Sylvia Ebere, Nigerian actor and filmmaker, has urged the Nollywood industry to explore more faith-based stories by utilizing the opportunity that these communities offer in terms of storytelling and audience demographics.
Speaking about her forthcoming project, The Good Therapist, an upcoming faith-based series, Ebere insisted that the religious audience, especially the church community, remains underrepresented and underexplored in Nollywood. “I believe that in Nollywood, the church audience is one audience we have not tapped into enough. We just make films and we don’t have specifics because we chase numbers sometimes.”
According to the filmmaker, the church community often have nothing to meet their entertainment needs. This leaves them to choose from the array of “wonderful” films, as she described them, which often don’t necessarily meet their needs. “I just hope that we can continue to create stories that can shine a light on certain things, inform the audience, and carry them along.”

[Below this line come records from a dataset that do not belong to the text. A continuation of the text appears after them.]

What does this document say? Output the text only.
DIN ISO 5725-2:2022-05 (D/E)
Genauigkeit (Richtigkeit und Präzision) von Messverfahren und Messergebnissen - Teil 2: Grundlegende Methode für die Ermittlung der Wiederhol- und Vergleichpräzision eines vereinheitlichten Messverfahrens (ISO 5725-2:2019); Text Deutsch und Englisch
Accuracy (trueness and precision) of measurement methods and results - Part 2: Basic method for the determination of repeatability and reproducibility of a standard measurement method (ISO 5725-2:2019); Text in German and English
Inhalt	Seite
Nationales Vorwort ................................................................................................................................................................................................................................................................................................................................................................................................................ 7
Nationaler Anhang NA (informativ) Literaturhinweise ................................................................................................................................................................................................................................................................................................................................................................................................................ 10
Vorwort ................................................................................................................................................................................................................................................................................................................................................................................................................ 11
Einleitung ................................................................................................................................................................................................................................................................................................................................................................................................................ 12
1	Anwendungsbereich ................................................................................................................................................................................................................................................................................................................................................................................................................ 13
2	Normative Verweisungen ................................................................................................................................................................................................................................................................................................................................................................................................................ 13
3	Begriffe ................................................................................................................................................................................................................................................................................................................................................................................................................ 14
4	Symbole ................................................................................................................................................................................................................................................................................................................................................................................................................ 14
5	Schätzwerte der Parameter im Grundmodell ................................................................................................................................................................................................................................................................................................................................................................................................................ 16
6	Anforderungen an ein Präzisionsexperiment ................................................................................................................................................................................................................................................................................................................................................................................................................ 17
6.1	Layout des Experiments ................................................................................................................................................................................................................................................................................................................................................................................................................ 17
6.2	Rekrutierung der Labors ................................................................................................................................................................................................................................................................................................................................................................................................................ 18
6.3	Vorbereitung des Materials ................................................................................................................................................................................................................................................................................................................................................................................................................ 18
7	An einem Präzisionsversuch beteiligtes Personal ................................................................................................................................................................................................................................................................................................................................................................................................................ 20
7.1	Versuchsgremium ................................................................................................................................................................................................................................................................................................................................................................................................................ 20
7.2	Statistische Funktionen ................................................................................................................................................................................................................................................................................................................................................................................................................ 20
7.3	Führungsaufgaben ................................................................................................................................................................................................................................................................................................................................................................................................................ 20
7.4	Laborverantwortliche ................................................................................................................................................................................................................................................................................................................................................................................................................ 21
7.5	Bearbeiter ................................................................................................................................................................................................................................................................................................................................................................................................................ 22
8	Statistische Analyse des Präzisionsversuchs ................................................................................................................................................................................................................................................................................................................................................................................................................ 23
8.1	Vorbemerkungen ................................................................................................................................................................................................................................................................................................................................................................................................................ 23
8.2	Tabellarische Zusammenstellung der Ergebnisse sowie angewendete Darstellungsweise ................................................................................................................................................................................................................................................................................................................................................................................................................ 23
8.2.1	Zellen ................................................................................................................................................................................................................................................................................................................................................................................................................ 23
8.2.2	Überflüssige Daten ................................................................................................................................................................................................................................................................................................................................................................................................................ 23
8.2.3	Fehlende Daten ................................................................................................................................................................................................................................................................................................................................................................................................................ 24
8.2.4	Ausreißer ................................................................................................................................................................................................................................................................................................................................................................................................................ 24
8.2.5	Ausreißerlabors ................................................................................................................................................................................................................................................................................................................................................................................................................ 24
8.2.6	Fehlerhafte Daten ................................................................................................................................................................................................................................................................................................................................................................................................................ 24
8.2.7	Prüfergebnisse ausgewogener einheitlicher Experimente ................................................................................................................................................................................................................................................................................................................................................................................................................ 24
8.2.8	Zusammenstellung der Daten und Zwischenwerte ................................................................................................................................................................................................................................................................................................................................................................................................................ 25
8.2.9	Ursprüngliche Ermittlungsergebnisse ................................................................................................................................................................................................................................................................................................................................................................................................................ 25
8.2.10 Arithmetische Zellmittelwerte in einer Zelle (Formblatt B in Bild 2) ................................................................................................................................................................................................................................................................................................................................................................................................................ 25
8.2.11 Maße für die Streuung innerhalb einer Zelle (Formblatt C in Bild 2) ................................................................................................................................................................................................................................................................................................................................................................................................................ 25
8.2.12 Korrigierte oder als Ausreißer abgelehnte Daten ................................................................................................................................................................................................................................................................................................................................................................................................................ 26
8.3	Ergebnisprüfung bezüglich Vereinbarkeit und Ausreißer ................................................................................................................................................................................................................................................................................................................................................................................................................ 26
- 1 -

Sharing the premise of her upcoming 10-episode miniseries, Ebere said The Good Therapist follows Dr. Folu, a therapist who maintains diligence and professionalism despite her private marital crisis. She noted that people might fault Dr. Folu’s composure despite the mental toll of her marital issues. However, the filmmaker pointed out that it was with every client that Dr. Folu realized something about herself and her home.
“The story is relevant because sometimes, we are just passing through, and we don’t realize how much the mind tends to shove away just to keep us sane. That is why mental awareness is very important,” she said. For Ebere, who wore four hats as executive producer, creative producer, writer, and actor on the project, she was able to manage all roles because of her solid team. As a writer, she co-wrote The Good Therapist alongside Uche Mordi, Tolu Akinreti, and Lenora Cassidy.
The actor, known for her roles in We Happy People and Procrastination, wants The Good Therapist to remind audiences about God’s intentions about their prosperity and personal health. “The message is very simple. God’s words say that. I wish above all things that you prosper in your health as your soul prospers. It means that your personal well-being matters to God.”
In addition, Ebere wants the audience who watches her upcoming series to be more expressive about what they feel rather than bottle up emotions. She hopes that they can understand the things within their control and the things that are not. “To love God and love themselves.”